Dans les rues du Grand Libreville, des étals de fortune jonchent le sol. Fruits, légumes, poissons ou viandes y sont exposés sans le moindre respect des normes d’hygiène. Cette pratique, de plus en plus répandue, constitue un véritable risque sanitaire pour les consommateurs. Entre contamination bactérienne, pollution de l’air et prolifération d’insectes, les dangers sont multiples.
Dans de nombreux marchés, notamment ceux situés dans les zones densément peuplées, qu’elles soient urbaines ou rurales, il est presque impossible de ne pas voir des vivres frais posés directement sur le bitume, souvent sans protection, au milieu de la poussière, des gaz d’échappement et des ordures. Une scène banale pour certains, mais un réel danger pour la santé publique.
Les sols urbains sont en effet des vecteurs de contamination, notamment par des substances chimiques (pesticides, hydrocarbures), des excréments d’animaux ou des agents infectieux. Pour de nombreux vendeurs, cependant, il s’agit du seul moyen de subsistance. « Je sais qu’il y a des marchés nouvellement construits à disposition des commerçants, mais le problème, c’est qu’il n’y a pas d’affluence. Du coup, les recettes ne suivent pas. C’est avec ce commerce que je nourris mes enfants. Si je ne vends pas, je suis foutue », explique Obone, commerçante.

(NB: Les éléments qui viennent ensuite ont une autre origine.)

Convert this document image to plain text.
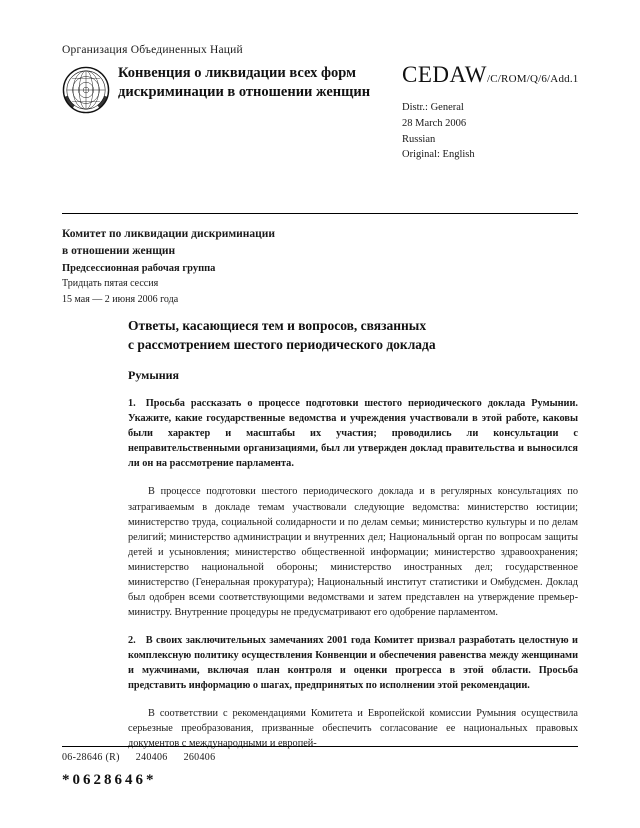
Организация Объединенных Наций
Конвенция о ликвидации всех форм дискриминации в отношении женщин
CEDAW/C/ROM/Q/6/Add.1
Distr.: General
28 March 2006
Russian
Original: English
Комитет по ликвидации дискриминации
в отношении женщин
Предсессионная рабочая группа
Тридцать пятая сессия
15 мая — 2 июня 2006 года
Ответы, касающиеся тем и вопросов, связанных
с рассмотрением шестого периодического доклада
Румыния

1. Просьба рассказать о процессе подготовки шестого периодического доклада Румынии. Укажите, какие государственные ведомства и учреждения участвовали в этой работе, каковы были характер и масштабы их участия; проводились ли консультации с неправительственными организациями, был ли утвержден доклад правительства и выносился ли он на рассмотрение парламента.

В процессе подготовки шестого периодического доклада и в регулярных консультациях по затрагиваемым в докладе темам участвовали следующие ведомства: министерство юстиции; министерство труда, социальной солидарности и по делам семьи; министерство культуры и по делам религий; министерство администрации и внутренних дел; Национальный орган по вопросам защиты детей и усыновления; министерство общественной информации; министерство здравоохранения; министерство национальной обороны; министерство иностранных дел; государственное министерство (Генеральная прокуратура); Национальный институт статистики и Омбудсмен. Доклад был одобрен всеми соответствующими ведомствами и затем представлен на утверждение премьер-министру. Внутренние процедуры не предусматривают его одобрение парламентом.

2. В своих заключительных замечаниях 2001 года Комитет призвал разработать целостную и комплексную политику осуществления Конвенции и обеспечения равенства между женщинами и мужчинами, включая план контроля и оценки прогресса в этой области. Просьба представить информацию о шагах, предпринятых по исполнении этой рекомендации.

В соответствии с рекомендациями Комитета и Европейской комиссии Румыния осуществила серьезные преобразования, призванные обеспечить согласование ее национальных правовых документов с международными и европей-

06-28646 (R) 240406 260406
*0628646*
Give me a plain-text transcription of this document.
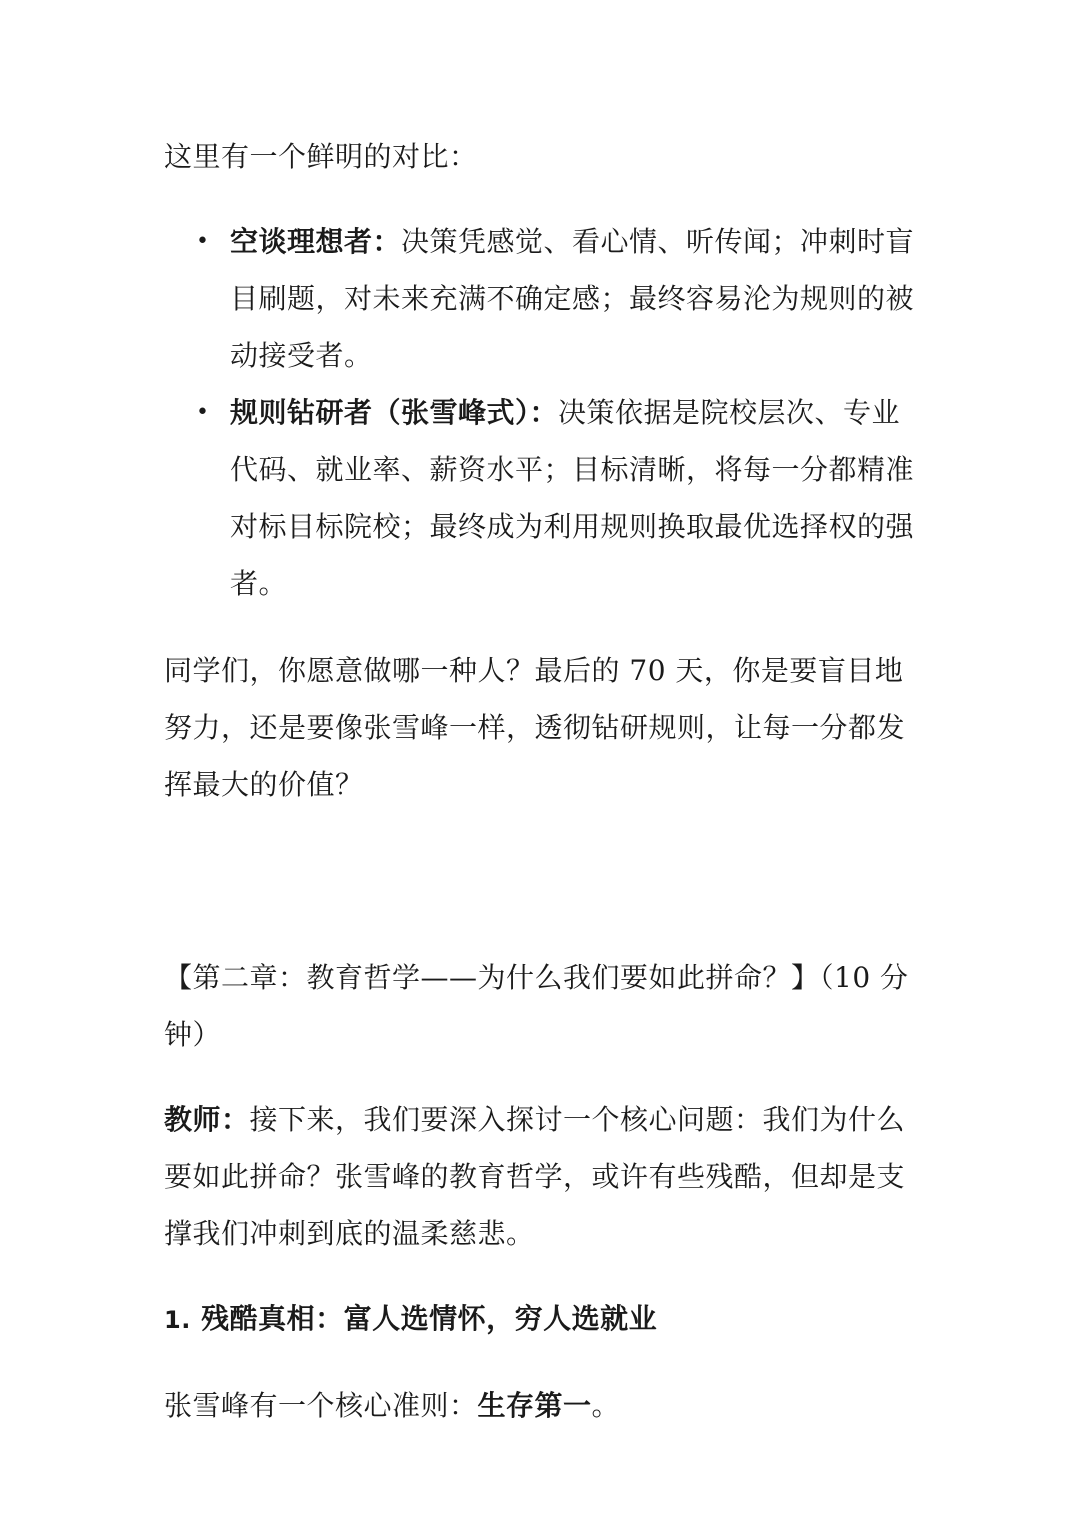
这里有一个鲜明的对比：

• 空谈理想者：决策凭感觉、看心情、听传闻；冲刺时盲目刷题，对未来充满不确定感；最终容易沦为规则的被动接受者。
• 规则钻研者（张雪峰式）：决策依据是院校层次、专业代码、就业率、薪资水平；目标清晰，将每一分都精准对标目标院校；最终成为利用规则换取最优选择权的强者。

同学们，你愿意做哪一种人？最后的 70 天，你是要盲目地努力，还是要像张雪峰一样，透彻钻研规则，让每一分都发挥最大的价值？

【第二章：教育哲学——为什么我们要如此拼命？】（10 分钟）

教师：接下来，我们要深入探讨一个核心问题：我们为什么要如此拼命？张雪峰的教育哲学，或许有些残酷，但却是支撑我们冲刺到底的温柔慈悲。

1. 残酷真相：富人选情怀，穷人选就业

张雪峰有一个核心准则：生存第一。
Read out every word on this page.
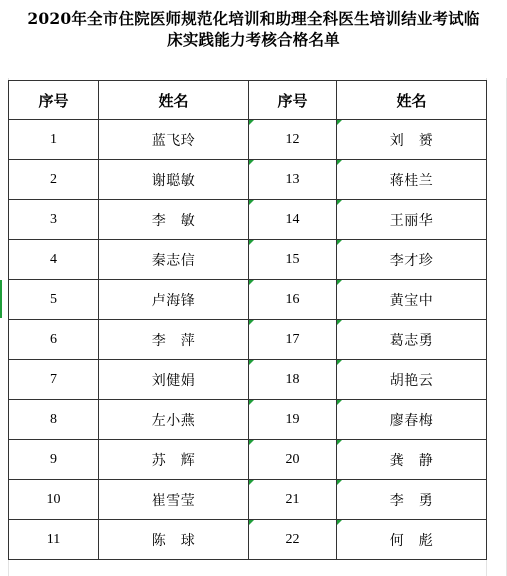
2020年全市住院医师规范化培训和助理全科医生培训结业考试临
床实践能力考核合格名单
序号	姓名	序号	姓名
1	蓝飞玲	12	刘　赟
2	谢聪敏	13	蒋桂兰
3	李　敏	14	王丽华
4	秦志信	15	李才珍
5	卢海锋	16	黄宝中
6	李　萍	17	葛志勇
7	刘健娟	18	胡艳云
8	左小燕	19	廖春梅
9	苏　辉	20	龚　静
10	崔雪莹	21	李　勇
11	陈　球	22	何　彪
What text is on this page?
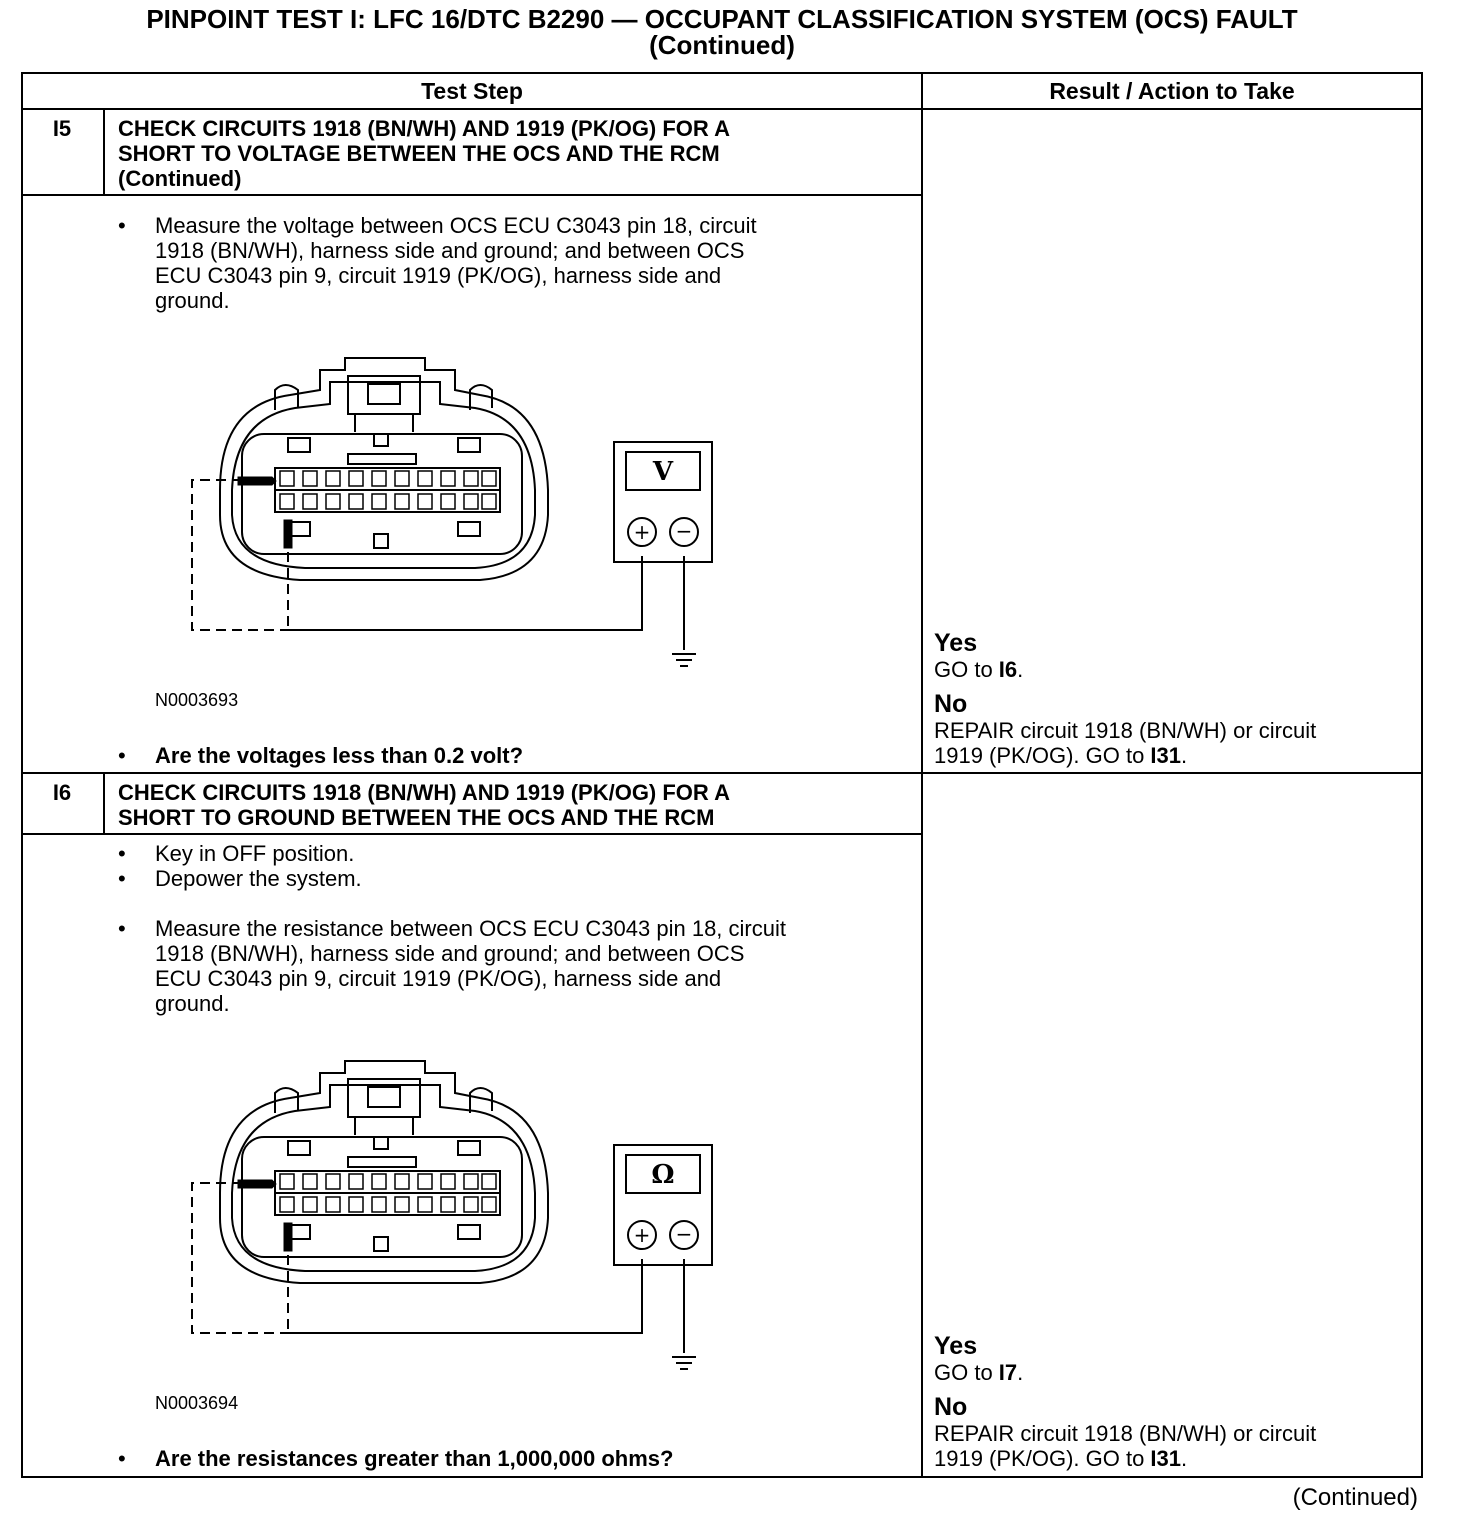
PINPOINT TEST I: LFC 16/DTC B2290 — OCCUPANT CLASSIFICATION SYSTEM (OCS) FAULT
(Continued)
Test Step	Result / Action to Take
I5	CHECK CIRCUITS 1918 (BN/WH) AND 1919 (PK/OG) FOR A
SHORT TO VOLTAGE BETWEEN THE OCS AND THE RCM
(Continued)
• Measure the voltage between OCS ECU C3043 pin 18, circuit
1918 (BN/WH), harness side and ground; and between OCS
ECU C3043 pin 9, circuit 1919 (PK/OG), harness side and
ground.
+ −
V
N0003693
• Are the voltages less than 0.2 volt?
Yes
GO to I6.
No
REPAIR circuit 1918 (BN/WH) or circuit
1919 (PK/OG). GO to I31.
I6	CHECK CIRCUITS 1918 (BN/WH) AND 1919 (PK/OG) FOR A
SHORT TO GROUND BETWEEN THE OCS AND THE RCM
• Key in OFF position.
• Depower the system.
• Measure the resistance between OCS ECU C3043 pin 18, circuit
1918 (BN/WH), harness side and ground; and between OCS
ECU C3043 pin 9, circuit 1919 (PK/OG), harness side and
ground.
+ −
Ω
N0003694
• Are the resistances greater than 1,000,000 ohms?
Yes
GO to I7.
No
REPAIR circuit 1918 (BN/WH) or circuit
1919 (PK/OG). GO to I31.
(Continued)
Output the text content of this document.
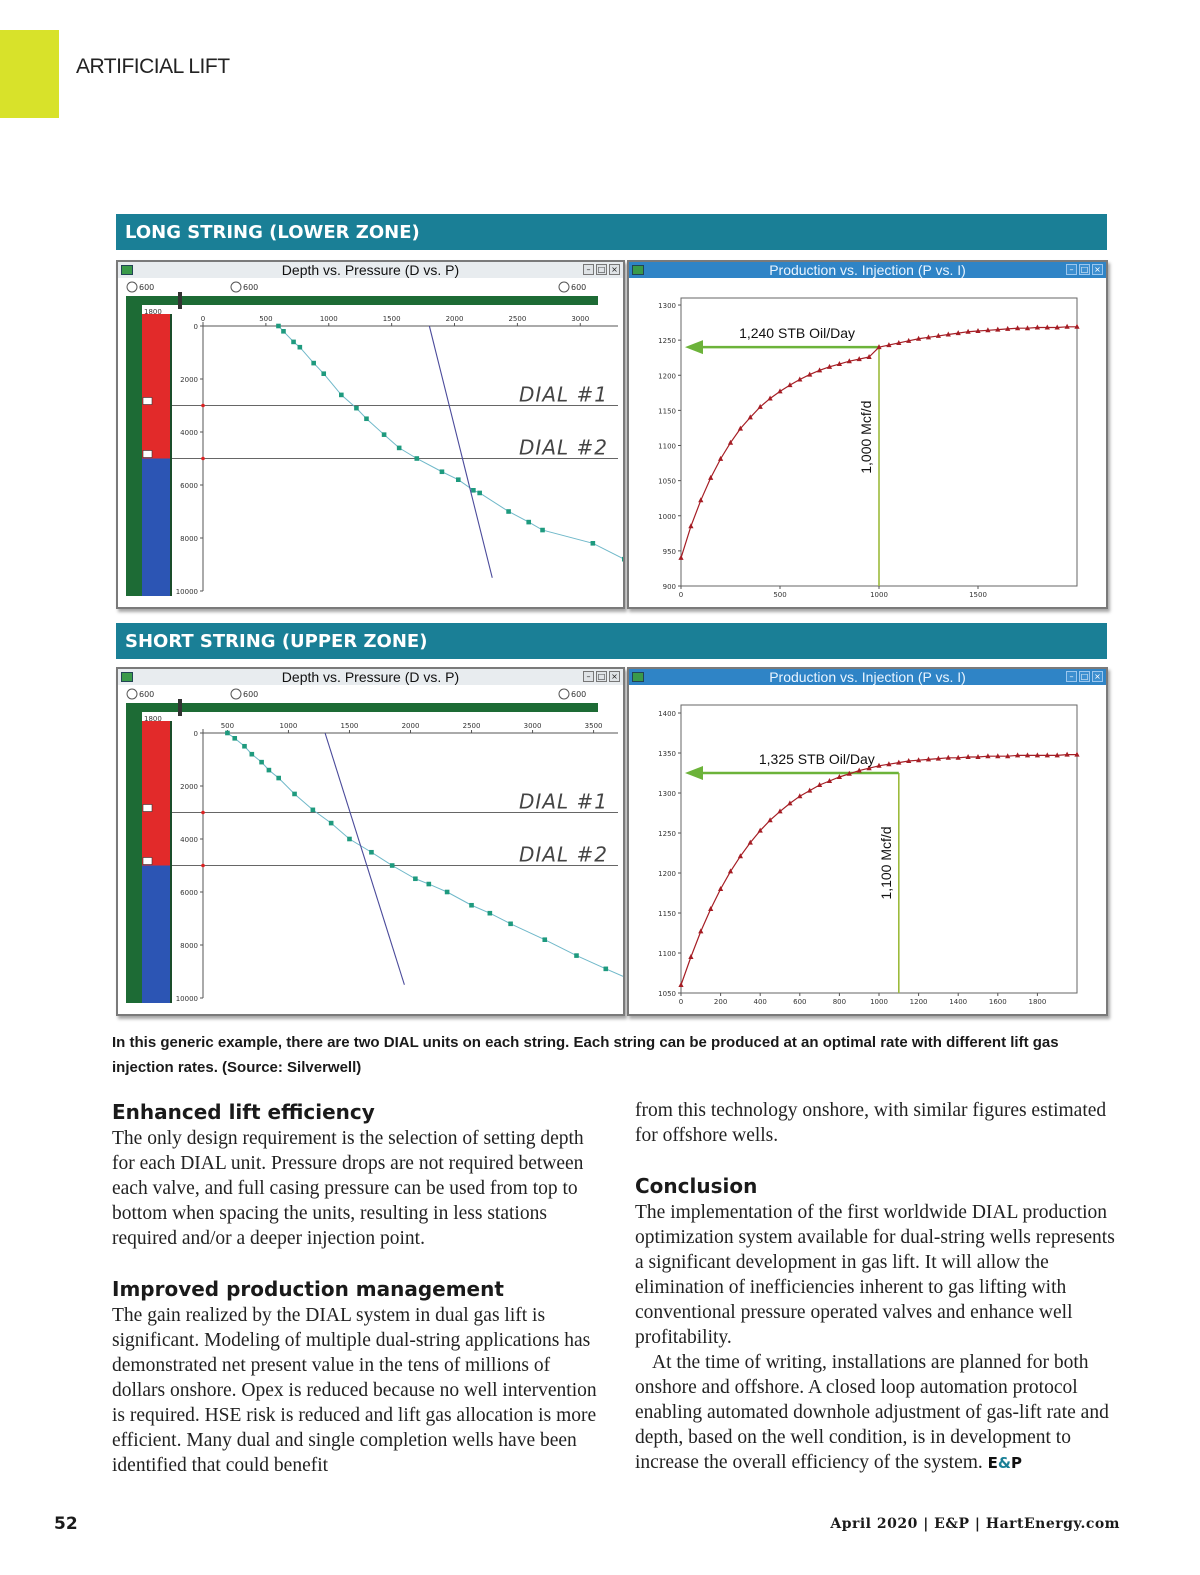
ARTIFICIAL LIFT
LONG STRING (LOWER ZONE)
Depth vs. Pressure (D vs. P)	– □ ×
600	600	600
1800
0	500	1000	1500	2000	2500	3000
0
2000
4000
6000
8000
10000
DIAL #1
DIAL #2
Production vs. Injection (P vs. I)	– □ ×
0	500	1000	1500
900
950
1000
1050
1100
1150
1200
1250
1300
1,240 STB Oil/Day
1,000 Mcf/d
SHORT STRING (UPPER ZONE)
Depth vs. Pressure (D vs. P)	– □ ×
600	600	600
1800
500	1000	1500	2000	2500	3000	3500
0
2000
4000
6000
8000
10000
DIAL #1
DIAL #2
Production vs. Injection (P vs. I)	– □ ×
0	200	400	600	800	1000	1200	1400	1600	1800
1050
1100
1150
1200
1250
1300
1350
1400
1,325 STB Oil/Day
1,100 Mcf/d
In this generic example, there are two DIAL units on each string. Each string can be produced at an optimal rate with different lift gas injection rates. (Source: Silverwell)
Enhanced lift efficiency

The only design requirement is the selection of setting depth for each DIAL unit. Pressure drops are not required between each valve, and full casing pressure can be used from top to bottom when spacing the units, resulting in less stations required and/or a deeper injection point.

Improved production management

The gain realized by the DIAL system in dual gas lift is significant. Modeling of multiple dual-string applications has demonstrated net present value in the tens of millions of dollars onshore. Opex is reduced because no well intervention is required. HSE risk is reduced and lift gas allocation is more efficient. Many dual and single completion wells have been identified that could benefit

from this technology onshore, with similar figures estimated for offshore wells.

Conclusion

The implementation of the first worldwide DIAL production optimization system available for dual-string wells represents a significant development in gas lift. It will allow the elimination of inefficiencies inherent to gas lifting with conventional pressure operated valves and enhance well profitability.

At the time of writing, installations are planned for both onshore and offshore. A closed loop automation protocol enabling automated downhole adjustment of gas-lift rate and depth, based on the well condition, is in development to increase the overall efficiency of the system. E&P

52	April 2020 | E&P | HartEnergy.com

Pour les clients, souvent parmi les plus démunis, ces marchés informels offrent un accès à la fois facile et surtout abordable à certains produits, à tel point que les risques sanitaires ne suffisent pas à les dissuader. Estimant que les prix proposés sont plus adaptés à leur budget, ils se tournent systématiquement vers ces vendeurs. Pourtant, l’exposition prolongée des aliments au soleil ou à l’humidité ne fait qu’aggraver les risques. « Ici, avec 5 000 francs, on peut avoir un peu de tout. Dans les grandes surfaces, avec cette somme, on ne peut pas tout acheter », témoigne Henriette Nsome, consommatrice.
Malgré les alertes répétées des autorités sanitaires, la pratique persiste. « Nous menons régulièrement des missions de contrôle qui se soldent par des saisies et, naturellement, des sanctions, car c’est une pratique interdite qui expose les produits à la contamination », affirme Jean-Delors Biyogue Bi Ntougou, directeur général de l’Agence gabonaise de sécurité alimentaire (AGASA). Néanmoins, la faible fréquence des contrôles et la rareté des sanctions favorisent la persistance de ces commerces informels, pourtant nuisibles à la santé des consommateurs.
« L’action de l’AGASA est relativement limitée, car nous appliquons uniquement des sanctions ponctuelles, principalement le retrait des produits. C’est à la mairie de veiller à ce que les commerçants ne s’installent pas dans les espaces non autorisés », ajoute-t-il. Outre l’hygiène douteuse, ces produits échappent souvent à tout contrôle : pas d’étiquetage, aucune date de péremption, et aucune information sur leurs conditions de production n’est disponible pour le consommateur.
Pour freiner l’expansion de cette pratique, il est impératif que les autorités compétentes intensifient les contrôles sanitaires, et que les consommateurs prennent conscience des risques encourus. Car derrière des prix attractifs ou une accessibilité apparente se cachent des dangers bien réels pour la santé. Préserver la sécurité alimentaire, c’est aussi lutter contre l’incivisme de certains commerçants et exiger des conditions de vente conformes aux normes d’hygiène.